In Brazil, President Luiz Inacio Lula da Silva, a former trade union leader, used to say he would change “everything” when the Workers’ Party reached power. This did not happen. Lula has been governing Brazil for more than four years without any relevant change in official economic policy -- the same policy he used to call “neo-liberal.” What happened? Why did he change his mind instead of the policies he criticized?
The simple answer is this: Brazil changed first. One of our worst problems was hyperinflation. In July 1994, annual inflation reached an unbelievable 5.000% over twelve months. After that, the government’s stabilization plan established the right to a currency -- a real one. The Workers’ Party accused the Real Plan of merely adopting IMF ideas and submitting to the forces of globalization. However, it was a plan that made sense, calling for budget control, fiscal responsibility, inflation targeting, and free trade. Since then, voters have sent politicians a straightforward message: there are many things that should be changed, but not by sacrificing stability.

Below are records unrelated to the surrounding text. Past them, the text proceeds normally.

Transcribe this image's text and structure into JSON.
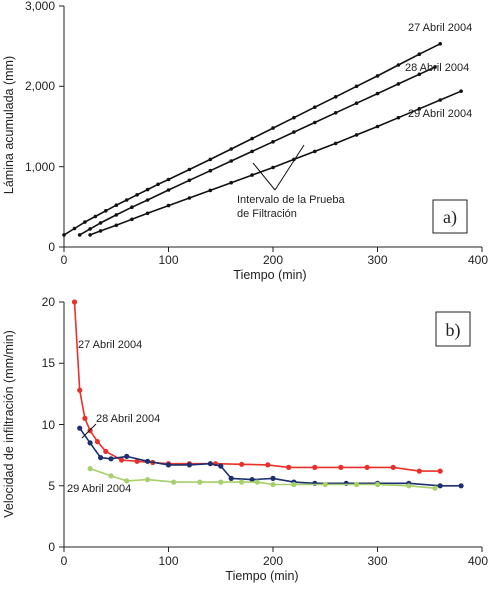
{
  "colors": {
    "axis": "#222222",
    "black": "#111111",
    "red": "#e8312a",
    "navy": "#1d2f6f",
    "green": "#a7cf6a"
  },
  "chart_data": [
    {
      "type": "line",
      "panel_label": "a)",
      "xlabel": "Tiempo  (min)",
      "ylabel": "Lámina acumulada  (mm)",
      "xlim": [
        0,
        400
      ],
      "ylim": [
        0,
        3000
      ],
      "xticks": [
        "0",
        "100",
        "200",
        "300",
        "400"
      ],
      "yticks": [
        "0",
        "1,000",
        "2,000",
        "3,000"
      ],
      "grid": false,
      "annotation": [
        "Intervalo de la Prueba",
        "de Filtración"
      ],
      "series": [
        {
          "name": "27 Abril 2004",
          "color": "#111111",
          "x": [
            0,
            10,
            20,
            30,
            40,
            50,
            60,
            70,
            80,
            90,
            100,
            120,
            140,
            160,
            180,
            200,
            220,
            240,
            260,
            280,
            300,
            320,
            340,
            360
          ],
          "y": [
            150,
            230,
            310,
            380,
            450,
            520,
            585,
            650,
            715,
            780,
            840,
            965,
            1090,
            1220,
            1350,
            1480,
            1610,
            1740,
            1870,
            2000,
            2130,
            2265,
            2400,
            2530
          ]
        },
        {
          "name": "28 Abril 2004",
          "color": "#111111",
          "x": [
            15,
            25,
            35,
            50,
            65,
            80,
            100,
            120,
            140,
            160,
            180,
            200,
            220,
            240,
            260,
            280,
            300,
            320,
            340,
            355
          ],
          "y": [
            150,
            225,
            300,
            400,
            495,
            585,
            710,
            830,
            950,
            1070,
            1190,
            1310,
            1430,
            1550,
            1670,
            1790,
            1910,
            2030,
            2150,
            2240
          ]
        },
        {
          "name": "29 Abril 2004",
          "color": "#111111",
          "x": [
            25,
            35,
            50,
            65,
            80,
            100,
            120,
            140,
            160,
            180,
            200,
            220,
            240,
            260,
            280,
            300,
            320,
            340,
            360,
            380
          ],
          "y": [
            150,
            200,
            270,
            345,
            420,
            515,
            610,
            705,
            800,
            895,
            990,
            1090,
            1190,
            1290,
            1395,
            1500,
            1610,
            1720,
            1830,
            1940
          ]
        }
      ]
    },
    {
      "type": "line",
      "panel_label": "b)",
      "xlabel": "Tiempo (min)",
      "ylabel": "Velocidad de infiltración (mm/min)",
      "xlim": [
        0,
        400
      ],
      "ylim": [
        0,
        20
      ],
      "xticks": [
        "0",
        "100",
        "200",
        "300",
        "400"
      ],
      "yticks": [
        "0",
        "5",
        "10",
        "15",
        "20"
      ],
      "grid": false,
      "series": [
        {
          "name": "27 Abril 2004",
          "color": "#e8312a",
          "x": [
            10,
            15,
            20,
            25,
            32,
            40,
            55,
            70,
            85,
            100,
            120,
            145,
            170,
            195,
            215,
            240,
            265,
            290,
            315,
            340,
            360
          ],
          "y": [
            20,
            12.8,
            10.5,
            9.5,
            8.6,
            7.8,
            7.1,
            7.0,
            6.9,
            6.8,
            6.8,
            6.8,
            6.75,
            6.7,
            6.5,
            6.5,
            6.5,
            6.5,
            6.5,
            6.2,
            6.2
          ]
        },
        {
          "name": "28 Abril 2004",
          "color": "#1d2f6f",
          "x": [
            15,
            25,
            35,
            45,
            60,
            80,
            100,
            120,
            140,
            150,
            160,
            180,
            200,
            220,
            240,
            270,
            300,
            330,
            360,
            380
          ],
          "y": [
            9.7,
            8.5,
            7.3,
            7.2,
            7.4,
            7.0,
            6.7,
            6.7,
            6.8,
            6.6,
            5.6,
            5.5,
            5.6,
            5.3,
            5.2,
            5.2,
            5.2,
            5.2,
            5.0,
            5.0
          ]
        },
        {
          "name": "29 Abril 2004",
          "color": "#a7cf6a",
          "x": [
            25,
            45,
            60,
            80,
            105,
            130,
            150,
            170,
            185,
            200,
            220,
            250,
            280,
            300,
            330,
            355
          ],
          "y": [
            6.4,
            5.8,
            5.4,
            5.5,
            5.3,
            5.3,
            5.3,
            5.3,
            5.3,
            5.1,
            5.1,
            5.1,
            5.1,
            5.1,
            5.0,
            4.8
          ]
        }
      ]
    }
  ]
}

In Argentina, Nestor Kirchner organized economic chaos. More recently, however, he has been tempted by the old Peronist economic ideas that produced the hyperinflation tragedy of the late 20th century.
In Chile, a leftist coalition has held power since the end of Augusto Pinochet’s dictatorship and has never touched the pillars of his economic policy. In fact, under the “Concertación,” Chile’s commitment to global integration has deepened. The country is a success story -- a stable investment-grade economy that has maintained a high GDP growth rate and a significant reduction in poverty.

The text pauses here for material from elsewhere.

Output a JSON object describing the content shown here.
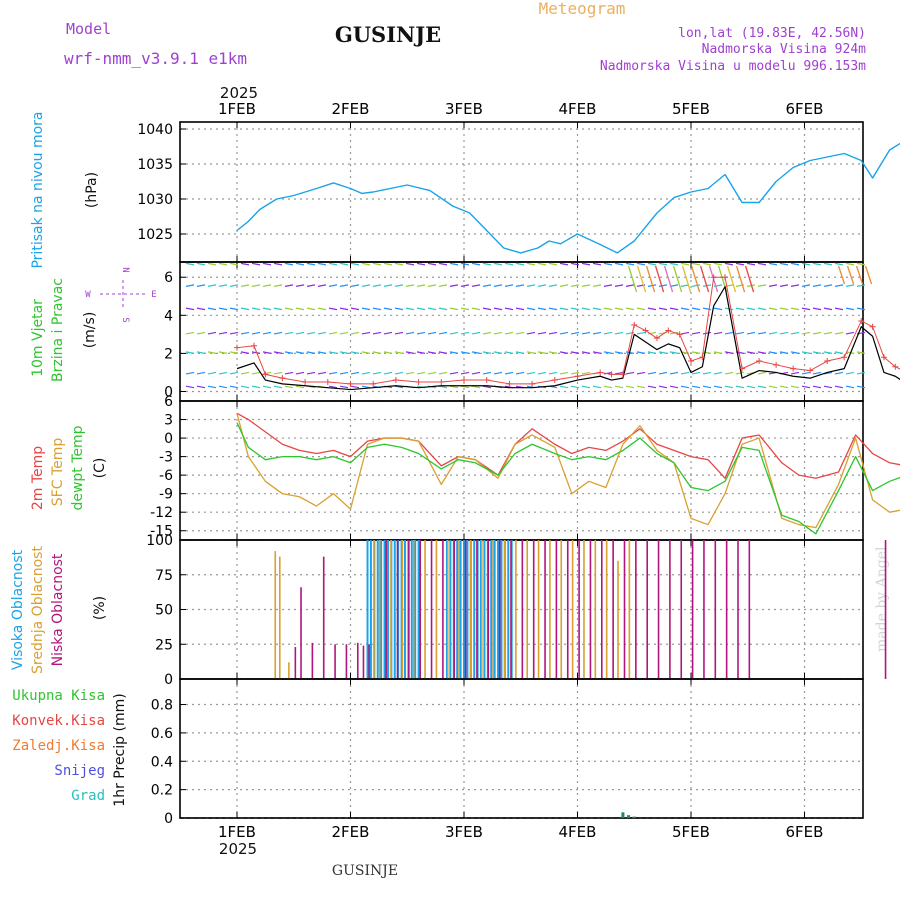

Venezuela’s problems are more complex. Hugo Chavez, a former military officer who first attempted to gain power through a coup d’état, is a dangerous politician. His primary objective is not to reduce poverty and inequality -- the traditional leftist platform -- but only to perpetuate his power. To achieve this goal he eliminates his opposition, constrains the free press and undermines democratic institutions. Chavez is an old-fashioned populist leader with old-fashioned economic ideas, such as price controls and breaking contracts. He is far distant from any new Left.
Bolivia’s Evo Morales represents the empowerment of an indigenous majority, kept marginalized since the beginning of the country’s history. Morales has the potential to be a new hope for Bolivia, but has decided to follow some of Chavez’s methods. It would be deplorable for Bolivia to lose this opportunity to change the country’s old power structures.
In Ecuador, Rafael Correa is putting his country’s future in jeopardy as he follows in Chavez’s footsteps. He has been aggressively restricting the opposition and undermining democratic rule. Correa is a young politician who emerged as a promising defender of rationality for a country that has had eleven governments in the last eleven years.
In Uruguay, alternatively, Vasquez is looking more to the Chilean model than to the Venezuelan.
There are many different pathways being pursued in Latin America, but the question is not about right versus left. This is an outdated political distinction. It is also not a case of backlash against globalization. The main struggle in Latin America has always been over how to build a strong and stable democracy that can help people fight poverty and inequality in a free society. In some countries, there is reason to be concerned about the fate of democracy.